“I just wanted to make sure you were up in time for chapel,” she said without a smile or any sign of friendliness. She put the umbrella back up and started out again.

“Thank you very much!” I said quickly, wondering if everyone went to chapel every single day. “You know, I don’t even know your name.”

“Gwen, sir,” she said and was gone. I wondered as I ate if she didn’t want to associate with someone as foolish as I must have seemed after the incident with the string. The donuts tasted as though they had been made several days before.

My mood was not improved when I banged my head on the dark stair going up to the chapel and then found, when I reached the top, that the king and the chaplain were the only other two people there. I rubbed my head surreptitiously all during service. At the end, I offered the king my arm, but he shook his head.

“A prerogative of being king is that I don’t have to use those stairs.” A small door which I should have noticed before opened half-way down the inner wall of the chapel, presumably into the royal chambers. He went through it and left me alone with the chaplain.

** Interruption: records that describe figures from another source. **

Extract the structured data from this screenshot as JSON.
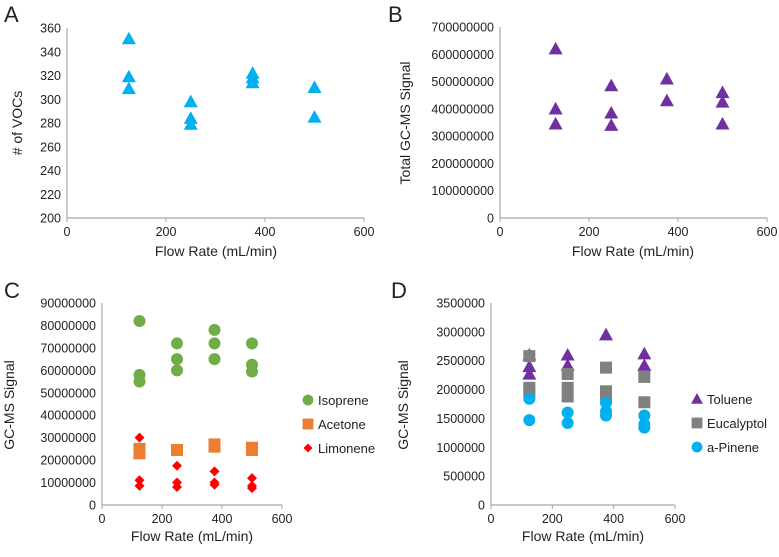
{
  "chart_data": [
    {
      "panel": "A",
      "type": "scatter",
      "xlabel": "Flow Rate (mL/min)",
      "ylabel": "# of VOCs",
      "xlim": [
        0,
        600
      ],
      "ylim": [
        200,
        360
      ],
      "xticks": [
        0,
        200,
        400,
        600
      ],
      "yticks": [
        200,
        220,
        240,
        260,
        280,
        300,
        320,
        340,
        360
      ],
      "legend": null,
      "series": [
        {
          "name": "# of VOCs",
          "marker": "triangle",
          "color": "#00b0f0",
          "points": [
            [
              125,
              351
            ],
            [
              125,
              319
            ],
            [
              125,
              309
            ],
            [
              250,
              298
            ],
            [
              250,
              284
            ],
            [
              250,
              279
            ],
            [
              375,
              322
            ],
            [
              375,
              318
            ],
            [
              375,
              314
            ],
            [
              500,
              310
            ],
            [
              500,
              285
            ]
          ]
        }
      ]
    },
    {
      "panel": "B",
      "type": "scatter",
      "xlabel": "Flow Rate (mL/min)",
      "ylabel": "Total GC-MS Signal",
      "xlim": [
        0,
        600
      ],
      "ylim": [
        0,
        700000000
      ],
      "xticks": [
        0,
        200,
        400,
        600
      ],
      "yticks": [
        0,
        100000000,
        200000000,
        300000000,
        400000000,
        500000000,
        600000000,
        700000000
      ],
      "legend": null,
      "series": [
        {
          "name": "Total GC-MS Signal",
          "marker": "triangle",
          "color": "#7030a0",
          "points": [
            [
              125,
              620000000
            ],
            [
              125,
              400000000
            ],
            [
              125,
              345000000
            ],
            [
              250,
              485000000
            ],
            [
              250,
              385000000
            ],
            [
              250,
              340000000
            ],
            [
              375,
              510000000
            ],
            [
              375,
              430000000
            ],
            [
              500,
              460000000
            ],
            [
              500,
              425000000
            ],
            [
              500,
              345000000
            ]
          ]
        }
      ]
    },
    {
      "panel": "C",
      "type": "scatter",
      "xlabel": "Flow Rate (mL/min)",
      "ylabel": "GC-MS Signal",
      "xlim": [
        0,
        600
      ],
      "ylim": [
        0,
        90000000
      ],
      "xticks": [
        0,
        200,
        400,
        600
      ],
      "yticks": [
        0,
        10000000,
        20000000,
        30000000,
        40000000,
        50000000,
        60000000,
        70000000,
        80000000,
        90000000
      ],
      "legend": "right",
      "series": [
        {
          "name": "Isoprene",
          "marker": "circle",
          "color": "#70ad47",
          "points": [
            [
              125,
              82000000
            ],
            [
              125,
              58000000
            ],
            [
              125,
              55000000
            ],
            [
              250,
              72000000
            ],
            [
              250,
              65000000
            ],
            [
              250,
              60000000
            ],
            [
              375,
              78000000
            ],
            [
              375,
              72000000
            ],
            [
              375,
              65000000
            ],
            [
              500,
              72000000
            ],
            [
              500,
              62500000
            ],
            [
              500,
              59500000
            ]
          ]
        },
        {
          "name": "Acetone",
          "marker": "square",
          "color": "#ed7d31",
          "points": [
            [
              125,
              25000000
            ],
            [
              125,
              23000000
            ],
            [
              250,
              24500000
            ],
            [
              375,
              27000000
            ],
            [
              375,
              26000000
            ],
            [
              500,
              25500000
            ],
            [
              500,
              24500000
            ]
          ]
        },
        {
          "name": "Limonene",
          "marker": "diamond",
          "color": "#ff0000",
          "points": [
            [
              125,
              30000000
            ],
            [
              125,
              11000000
            ],
            [
              125,
              8500000
            ],
            [
              250,
              17500000
            ],
            [
              250,
              10000000
            ],
            [
              250,
              8000000
            ],
            [
              375,
              15000000
            ],
            [
              375,
              10000000
            ],
            [
              375,
              9000000
            ],
            [
              500,
              12000000
            ],
            [
              500,
              8500000
            ],
            [
              500,
              7500000
            ]
          ]
        }
      ]
    },
    {
      "panel": "D",
      "type": "scatter",
      "xlabel": "Flow Rate (mL/min)",
      "ylabel": "GC-MS Signal",
      "xlim": [
        0,
        600
      ],
      "ylim": [
        0,
        3500000
      ],
      "xticks": [
        0,
        200,
        400,
        600
      ],
      "yticks": [
        0,
        500000,
        1000000,
        1500000,
        2000000,
        2500000,
        3000000,
        3500000
      ],
      "legend": "right",
      "series": [
        {
          "name": "Toluene",
          "marker": "triangle",
          "color": "#7030a0",
          "points": [
            [
              125,
              2600000
            ],
            [
              125,
              2400000
            ],
            [
              125,
              2270000
            ],
            [
              250,
              2600000
            ],
            [
              250,
              2420000
            ],
            [
              375,
              2950000
            ],
            [
              500,
              2620000
            ],
            [
              500,
              2420000
            ]
          ]
        },
        {
          "name": "Eucalyptol",
          "marker": "square",
          "color": "#808080",
          "points": [
            [
              125,
              2580000
            ],
            [
              125,
              2030000
            ],
            [
              125,
              1950000
            ],
            [
              250,
              2270000
            ],
            [
              250,
              2030000
            ],
            [
              250,
              1880000
            ],
            [
              375,
              2380000
            ],
            [
              375,
              1970000
            ],
            [
              375,
              1900000
            ],
            [
              500,
              2220000
            ],
            [
              500,
              1780000
            ]
          ]
        },
        {
          "name": "a-Pinene",
          "marker": "circle",
          "color": "#00b0f0",
          "points": [
            [
              125,
              1840000
            ],
            [
              125,
              1470000
            ],
            [
              250,
              1600000
            ],
            [
              250,
              1420000
            ],
            [
              375,
              1770000
            ],
            [
              375,
              1620000
            ],
            [
              375,
              1550000
            ],
            [
              500,
              1550000
            ],
            [
              500,
              1400000
            ],
            [
              500,
              1340000
            ]
          ]
        }
      ]
    }
  ]
}
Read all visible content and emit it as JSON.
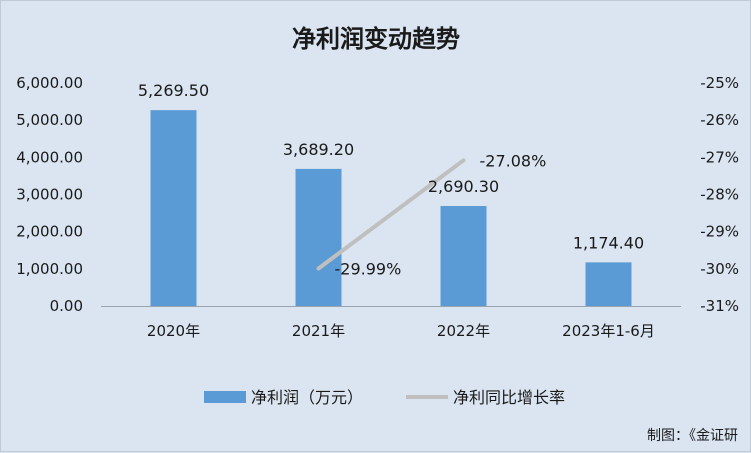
{
  "chart_data": {
    "type": "bar",
    "title": "净利润变动趋势",
    "categories": [
      "2020年",
      "2021年",
      "2022年",
      "2023年1-6月"
    ],
    "series": [
      {
        "name": "净利润（万元）",
        "type": "bar",
        "axis": "left",
        "values": [
          5269.5,
          3689.2,
          2690.3,
          1174.4
        ],
        "labels": [
          "5,269.50",
          "3,689.20",
          "2,690.30",
          "1,174.40"
        ],
        "color": "#5b9bd5"
      },
      {
        "name": "净利同比增长率",
        "type": "line",
        "axis": "right",
        "values": [
          null,
          -29.99,
          -27.08,
          null
        ],
        "labels": [
          "",
          "-29.99%",
          "-27.08%",
          ""
        ],
        "color": "#bfbfbf"
      }
    ],
    "y_left": {
      "ylim": [
        0,
        6000
      ],
      "ticks": [
        0,
        1000,
        2000,
        3000,
        4000,
        5000,
        6000
      ],
      "tick_labels": [
        "0.00",
        "1,000.00",
        "2,000.00",
        "3,000.00",
        "4,000.00",
        "5,000.00",
        "6,000.00"
      ]
    },
    "y_right": {
      "ylim": [
        -31,
        -25
      ],
      "ticks": [
        -31,
        -30,
        -29,
        -28,
        -27,
        -26,
        -25
      ],
      "tick_labels": [
        "-31%",
        "-30%",
        "-29%",
        "-28%",
        "-27%",
        "-26%",
        "-25%"
      ]
    },
    "grid": false,
    "legend_position": "bottom"
  },
  "source_note": "制图：《金证研"
}
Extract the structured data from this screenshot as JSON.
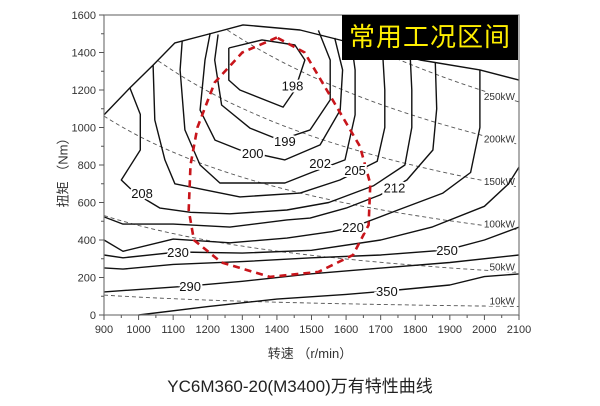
{
  "chart_data": {
    "type": "line",
    "title": "YC6M360-20(M3400)万有特性曲线",
    "xlabel": "转速 （r/min）",
    "ylabel": "扭矩 （Nm）",
    "xlim": [
      900,
      2100
    ],
    "ylim": [
      0,
      1600
    ],
    "xticks": [
      900,
      1000,
      1100,
      1200,
      1300,
      1400,
      1500,
      1600,
      1700,
      1800,
      1900,
      2000,
      2100
    ],
    "yticks": [
      0,
      200,
      400,
      600,
      800,
      1000,
      1200,
      1400,
      1600
    ],
    "grid": false,
    "annotation": "常用工况区间",
    "full_load_curve": [
      [
        900,
        1067
      ],
      [
        975,
        1211
      ],
      [
        1042,
        1333
      ],
      [
        1105,
        1451
      ],
      [
        1215,
        1504
      ],
      [
        1302,
        1547
      ],
      [
        1467,
        1520
      ],
      [
        1640,
        1440
      ],
      [
        1814,
        1360
      ],
      [
        1987,
        1307
      ],
      [
        2100,
        1253
      ]
    ],
    "bsfc_contours": [
      {
        "label": "198",
        "label_at": [
          1445,
          1225
        ],
        "points": [
          [
            1261,
            1424
          ],
          [
            1357,
            1467
          ],
          [
            1452,
            1440
          ],
          [
            1481,
            1360
          ],
          [
            1452,
            1200
          ],
          [
            1418,
            1109
          ],
          [
            1293,
            1200
          ],
          [
            1261,
            1253
          ],
          [
            1261,
            1424
          ]
        ]
      },
      {
        "label": "199",
        "label_at": [
          1423,
          928
        ],
        "points": [
          [
            1230,
            1496
          ],
          [
            1220,
            1360
          ],
          [
            1240,
            1120
          ],
          [
            1322,
            997
          ],
          [
            1409,
            933
          ],
          [
            1496,
            987
          ],
          [
            1554,
            1147
          ],
          [
            1554,
            1360
          ],
          [
            1520,
            1518
          ]
        ]
      },
      {
        "label": "200",
        "label_at": [
          1330,
          864
        ],
        "points": [
          [
            1207,
            1504
          ],
          [
            1192,
            1360
          ],
          [
            1178,
            1093
          ],
          [
            1221,
            933
          ],
          [
            1293,
            880
          ],
          [
            1423,
            827
          ],
          [
            1525,
            907
          ],
          [
            1583,
            1093
          ],
          [
            1590,
            1307
          ],
          [
            1567,
            1478
          ]
        ]
      },
      {
        "label": "202",
        "label_at": [
          1525,
          811
        ],
        "points": [
          [
            1126,
            1462
          ],
          [
            1120,
            1307
          ],
          [
            1134,
            987
          ],
          [
            1178,
            800
          ],
          [
            1235,
            704
          ],
          [
            1423,
            704
          ],
          [
            1500,
            760
          ],
          [
            1597,
            827
          ],
          [
            1626,
            1067
          ],
          [
            1626,
            1307
          ],
          [
            1615,
            1455
          ]
        ]
      },
      {
        "label": "205",
        "label_at": [
          1626,
          773
        ],
        "points": [
          [
            1042,
            1333
          ],
          [
            1047,
            1040
          ],
          [
            1076,
            827
          ],
          [
            1105,
            700
          ],
          [
            1293,
            630
          ],
          [
            1467,
            650
          ],
          [
            1582,
            720
          ],
          [
            1690,
            820
          ],
          [
            1712,
            1000
          ],
          [
            1712,
            1200
          ],
          [
            1705,
            1420
          ]
        ]
      },
      {
        "label": "208",
        "label_at": [
          1010,
          651
        ],
        "points": [
          [
            975,
            1211
          ],
          [
            1005,
            1070
          ],
          [
            1005,
            880
          ],
          [
            950,
            720
          ],
          [
            990,
            650
          ],
          [
            1062,
            570
          ],
          [
            1150,
            548
          ],
          [
            1264,
            540
          ],
          [
            1429,
            560
          ],
          [
            1550,
            600
          ],
          [
            1680,
            690
          ],
          [
            1770,
            800
          ],
          [
            1790,
            1000
          ],
          [
            1790,
            1200
          ],
          [
            1785,
            1392
          ]
        ]
      },
      {
        "label": "212",
        "label_at": [
          1740,
          680
        ],
        "points": [
          [
            900,
            523
          ],
          [
            955,
            485
          ],
          [
            1100,
            485
          ],
          [
            1264,
            469
          ],
          [
            1429,
            507
          ],
          [
            1496,
            517
          ],
          [
            1600,
            570
          ],
          [
            1698,
            640
          ],
          [
            1776,
            720
          ],
          [
            1851,
            880
          ],
          [
            1862,
            1100
          ],
          [
            1858,
            1345
          ]
        ]
      },
      {
        "label": "220",
        "label_at": [
          1620,
          469
        ],
        "points": [
          [
            900,
            400
          ],
          [
            955,
            340
          ],
          [
            1100,
            405
          ],
          [
            1264,
            385
          ],
          [
            1429,
            410
          ],
          [
            1560,
            445
          ],
          [
            1620,
            469
          ],
          [
            1750,
            560
          ],
          [
            1880,
            650
          ],
          [
            1960,
            760
          ],
          [
            1987,
            1000
          ],
          [
            1987,
            1307
          ]
        ]
      },
      {
        "label": "230",
        "label_at": [
          1114,
          336
        ],
        "points": [
          [
            900,
            320
          ],
          [
            955,
            305
          ],
          [
            1114,
            336
          ],
          [
            1300,
            330
          ],
          [
            1500,
            345
          ],
          [
            1700,
            400
          ],
          [
            1850,
            470
          ],
          [
            2000,
            580
          ],
          [
            2070,
            700
          ],
          [
            2100,
            789
          ]
        ]
      },
      {
        "label": "250",
        "label_at": [
          1892,
          347
        ],
        "points": [
          [
            900,
            251
          ],
          [
            955,
            245
          ],
          [
            1100,
            270
          ],
          [
            1300,
            285
          ],
          [
            1500,
            305
          ],
          [
            1700,
            320
          ],
          [
            1892,
            347
          ],
          [
            2000,
            400
          ],
          [
            2100,
            469
          ]
        ]
      },
      {
        "label": "290",
        "label_at": [
          1149,
          155
        ],
        "points": [
          [
            900,
            123
          ],
          [
            1149,
            155
          ],
          [
            1300,
            180
          ],
          [
            1500,
            220
          ],
          [
            1700,
            250
          ],
          [
            1900,
            280
          ],
          [
            2100,
            320
          ]
        ]
      },
      {
        "label": "350",
        "label_at": [
          1718,
          128
        ],
        "points": [
          [
            1000,
            0
          ],
          [
            1200,
            45
          ],
          [
            1400,
            85
          ],
          [
            1600,
            110
          ],
          [
            1718,
            128
          ],
          [
            1900,
            160
          ],
          [
            2000,
            205
          ],
          [
            2100,
            219
          ]
        ]
      }
    ],
    "power_lines": [
      {
        "label": "250kW",
        "kw": 250
      },
      {
        "label": "200kW",
        "kw": 200
      },
      {
        "label": "150kW",
        "kw": 150
      },
      {
        "label": "100kW",
        "kw": 100
      },
      {
        "label": "50kW",
        "kw": 50
      },
      {
        "label": "10kW",
        "kw": 10
      }
    ],
    "operating_region": [
      [
        1400,
        1480
      ],
      [
        1300,
        1400
      ],
      [
        1220,
        1240
      ],
      [
        1170,
        1000
      ],
      [
        1150,
        800
      ],
      [
        1145,
        560
      ],
      [
        1160,
        400
      ],
      [
        1240,
        280
      ],
      [
        1380,
        203
      ],
      [
        1520,
        230
      ],
      [
        1620,
        320
      ],
      [
        1665,
        480
      ],
      [
        1670,
        700
      ],
      [
        1640,
        900
      ],
      [
        1560,
        1150
      ],
      [
        1480,
        1400
      ],
      [
        1400,
        1480
      ]
    ],
    "colors": {
      "region": "#c8151b",
      "badge_bg": "#000000",
      "badge_text": "#ffef00"
    }
  }
}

The chaplain fixed me with his dark eyes. “Don’t think I don’t welcome you in the chapel,” he said. “But don’t come because you think you have to. I hold service every morning for anyone who needs spiritual refreshment, and the king usually comes, but the rest of the castle mostly come on Sunday.” He turned away without waiting for a response.

“In that case,” I thought, “maybe I can start sleeping later.” I would have to tell Gwen, if she was still speaking to me. I wished I could talk to some of my friends at the wizards’ school. The chaplain still seemed like the only person at the castle I could hold a conversation with, and at the moment he was to me profoundly strange and distant.

“There’s incentive for me,” I thought bitterly, groping back down the stairs. “All I need to do to talk to them is get the telephone working.”